I thought Dellinger had a weak case logically, so he had to give away a lot. He did well with what he had, but the case is so bad that it didn't make him look good. His argument was only going to work with a judge that was predisposed towards his position and willing to ignore the text, and fortunately Kennedy is not anti-gun and he sees the text as straightforward. I was impressed with the fact that, knowing that he was going to lose on the militia argument, Dellinger was flexible at closing, giving away the trigger locks and just arguing the pistol ban.
I thought the SG was very effective. Hopefully the decision will be narrow and the court can avoid the whole standard of review argument. The Chief laid out that approach, and Clement agreed that it would satisfy him.
I thought Gura didn't do as well as the other two. He definately had a good understanding of the history and the details of the case, but he gave away so much that his arguments had little logical coherence. He was not flexbile; even though it was apparent that he had won on the militia issue, he was still in appeasement mode. He watered down and misconstrued Miller, and then argued that it was bad law. Why not just apply it accurately, and then argue it is bad law (the arguments that way reinforce eachother, and either result the court goes with results in a win)?

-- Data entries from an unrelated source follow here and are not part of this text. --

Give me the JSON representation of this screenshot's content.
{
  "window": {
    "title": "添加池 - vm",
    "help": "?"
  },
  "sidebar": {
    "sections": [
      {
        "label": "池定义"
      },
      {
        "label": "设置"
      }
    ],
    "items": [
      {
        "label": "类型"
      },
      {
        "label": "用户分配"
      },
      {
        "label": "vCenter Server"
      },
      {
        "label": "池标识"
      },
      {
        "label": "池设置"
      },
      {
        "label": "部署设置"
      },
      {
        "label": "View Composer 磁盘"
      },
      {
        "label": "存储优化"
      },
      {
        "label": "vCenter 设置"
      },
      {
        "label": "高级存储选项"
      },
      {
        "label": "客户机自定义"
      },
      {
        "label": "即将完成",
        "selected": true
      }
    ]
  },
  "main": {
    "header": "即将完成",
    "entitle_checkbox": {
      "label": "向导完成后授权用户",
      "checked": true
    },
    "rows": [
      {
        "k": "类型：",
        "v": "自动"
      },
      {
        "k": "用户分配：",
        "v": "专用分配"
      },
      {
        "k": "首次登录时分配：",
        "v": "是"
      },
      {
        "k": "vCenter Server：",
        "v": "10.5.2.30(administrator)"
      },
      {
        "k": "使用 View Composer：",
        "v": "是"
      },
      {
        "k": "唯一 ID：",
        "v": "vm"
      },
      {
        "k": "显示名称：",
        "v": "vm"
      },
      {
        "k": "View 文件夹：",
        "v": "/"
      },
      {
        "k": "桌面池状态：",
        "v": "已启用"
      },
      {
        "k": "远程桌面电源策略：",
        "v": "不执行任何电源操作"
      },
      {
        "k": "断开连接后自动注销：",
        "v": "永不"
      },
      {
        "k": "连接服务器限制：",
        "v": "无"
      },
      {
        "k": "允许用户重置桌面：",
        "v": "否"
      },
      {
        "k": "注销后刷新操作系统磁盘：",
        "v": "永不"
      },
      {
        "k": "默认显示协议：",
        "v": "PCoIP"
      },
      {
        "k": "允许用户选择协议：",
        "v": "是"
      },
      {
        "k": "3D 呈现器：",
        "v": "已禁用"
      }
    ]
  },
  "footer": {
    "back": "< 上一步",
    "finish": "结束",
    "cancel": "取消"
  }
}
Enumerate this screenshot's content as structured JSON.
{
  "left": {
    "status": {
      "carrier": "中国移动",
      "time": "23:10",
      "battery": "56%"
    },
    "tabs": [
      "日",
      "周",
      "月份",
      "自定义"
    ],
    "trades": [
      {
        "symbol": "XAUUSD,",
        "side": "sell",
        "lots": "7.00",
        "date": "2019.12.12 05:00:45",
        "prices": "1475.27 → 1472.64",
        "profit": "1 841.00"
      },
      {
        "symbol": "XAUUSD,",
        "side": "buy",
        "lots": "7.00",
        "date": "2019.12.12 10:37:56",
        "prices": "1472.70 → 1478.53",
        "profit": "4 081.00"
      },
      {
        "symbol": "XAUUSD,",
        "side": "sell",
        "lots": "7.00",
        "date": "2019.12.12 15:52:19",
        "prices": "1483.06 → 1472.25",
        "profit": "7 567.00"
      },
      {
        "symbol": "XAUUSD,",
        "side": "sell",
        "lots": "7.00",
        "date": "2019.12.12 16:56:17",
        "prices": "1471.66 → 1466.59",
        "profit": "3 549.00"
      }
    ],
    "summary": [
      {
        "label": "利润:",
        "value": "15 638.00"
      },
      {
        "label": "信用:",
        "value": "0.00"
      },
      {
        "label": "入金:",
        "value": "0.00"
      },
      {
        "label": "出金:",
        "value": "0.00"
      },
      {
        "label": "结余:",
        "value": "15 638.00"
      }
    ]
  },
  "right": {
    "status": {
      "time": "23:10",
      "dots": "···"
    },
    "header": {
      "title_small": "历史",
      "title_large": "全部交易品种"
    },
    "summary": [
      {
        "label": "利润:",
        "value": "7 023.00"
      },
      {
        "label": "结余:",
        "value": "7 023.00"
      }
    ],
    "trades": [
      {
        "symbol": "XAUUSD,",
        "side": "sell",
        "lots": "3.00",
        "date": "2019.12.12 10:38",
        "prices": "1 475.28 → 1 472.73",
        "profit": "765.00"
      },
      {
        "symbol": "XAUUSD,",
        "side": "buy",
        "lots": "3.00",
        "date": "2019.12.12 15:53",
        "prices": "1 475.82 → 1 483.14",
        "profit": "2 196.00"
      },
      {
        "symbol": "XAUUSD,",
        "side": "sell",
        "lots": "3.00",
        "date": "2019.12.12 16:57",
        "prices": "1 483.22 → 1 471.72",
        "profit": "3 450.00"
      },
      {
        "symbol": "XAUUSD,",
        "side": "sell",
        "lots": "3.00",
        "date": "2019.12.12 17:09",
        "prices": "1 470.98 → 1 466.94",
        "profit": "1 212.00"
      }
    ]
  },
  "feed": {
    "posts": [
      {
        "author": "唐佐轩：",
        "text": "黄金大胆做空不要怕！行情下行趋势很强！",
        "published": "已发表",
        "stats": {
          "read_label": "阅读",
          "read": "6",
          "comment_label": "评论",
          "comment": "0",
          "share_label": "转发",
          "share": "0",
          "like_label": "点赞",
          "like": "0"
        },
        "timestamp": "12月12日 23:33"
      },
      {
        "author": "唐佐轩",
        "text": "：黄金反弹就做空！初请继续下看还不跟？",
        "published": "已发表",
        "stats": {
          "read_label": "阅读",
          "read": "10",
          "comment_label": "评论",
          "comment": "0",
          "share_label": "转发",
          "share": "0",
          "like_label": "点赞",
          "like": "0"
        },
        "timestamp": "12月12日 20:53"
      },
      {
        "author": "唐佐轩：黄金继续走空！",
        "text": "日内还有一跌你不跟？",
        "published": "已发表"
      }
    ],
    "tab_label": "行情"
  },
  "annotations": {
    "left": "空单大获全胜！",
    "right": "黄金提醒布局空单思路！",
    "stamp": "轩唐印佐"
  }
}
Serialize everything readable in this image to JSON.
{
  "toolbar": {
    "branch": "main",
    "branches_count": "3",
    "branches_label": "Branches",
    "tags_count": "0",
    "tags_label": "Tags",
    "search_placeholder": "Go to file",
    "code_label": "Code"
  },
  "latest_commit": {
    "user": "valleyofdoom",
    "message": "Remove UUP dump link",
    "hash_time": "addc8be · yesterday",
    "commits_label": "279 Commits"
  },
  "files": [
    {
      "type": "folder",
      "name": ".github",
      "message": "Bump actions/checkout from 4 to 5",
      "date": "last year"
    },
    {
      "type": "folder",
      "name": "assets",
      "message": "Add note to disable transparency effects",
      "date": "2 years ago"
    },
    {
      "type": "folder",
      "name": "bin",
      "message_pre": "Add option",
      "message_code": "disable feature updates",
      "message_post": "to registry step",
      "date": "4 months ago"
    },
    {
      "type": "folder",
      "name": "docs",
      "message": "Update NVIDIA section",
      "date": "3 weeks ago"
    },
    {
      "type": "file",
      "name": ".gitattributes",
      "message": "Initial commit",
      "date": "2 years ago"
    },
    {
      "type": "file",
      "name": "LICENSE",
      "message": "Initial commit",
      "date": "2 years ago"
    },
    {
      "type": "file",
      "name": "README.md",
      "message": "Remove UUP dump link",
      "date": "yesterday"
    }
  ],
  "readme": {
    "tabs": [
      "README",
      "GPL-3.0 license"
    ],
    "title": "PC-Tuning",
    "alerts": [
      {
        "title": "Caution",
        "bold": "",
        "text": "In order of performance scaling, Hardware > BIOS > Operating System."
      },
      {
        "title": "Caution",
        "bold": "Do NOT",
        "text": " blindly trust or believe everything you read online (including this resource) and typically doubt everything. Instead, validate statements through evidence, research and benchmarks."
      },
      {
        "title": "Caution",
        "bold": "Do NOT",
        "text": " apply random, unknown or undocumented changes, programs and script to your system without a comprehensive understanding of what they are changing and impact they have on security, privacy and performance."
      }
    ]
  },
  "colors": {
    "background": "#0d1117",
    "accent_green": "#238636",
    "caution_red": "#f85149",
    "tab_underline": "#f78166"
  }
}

His answers sometimes meandered, requiring prodding from the justices (example, Ginsburg on registration). At few times he didn't quite seem to get the drift of what the judges were asking and justices had to keep asking the same question several times (example: Souter and crime statistics). He had a witness' tendency to agree with the judge, just about falling into a "Counsel at argument conceded that ..." trap several times, but Scalia saved his bacon or he managed to pull himself out.
I am being unduly harsh on Gura of course; I have been practicing longer than him and could not have done half so well, and he was up against counsel with 70 supreme court arguments between them. He certainly has all my respect for getting the case to where it is.
Anyway, I don't think oral argument matters much, and Roberts has laid out the path that will make the concessions we made a non-issue.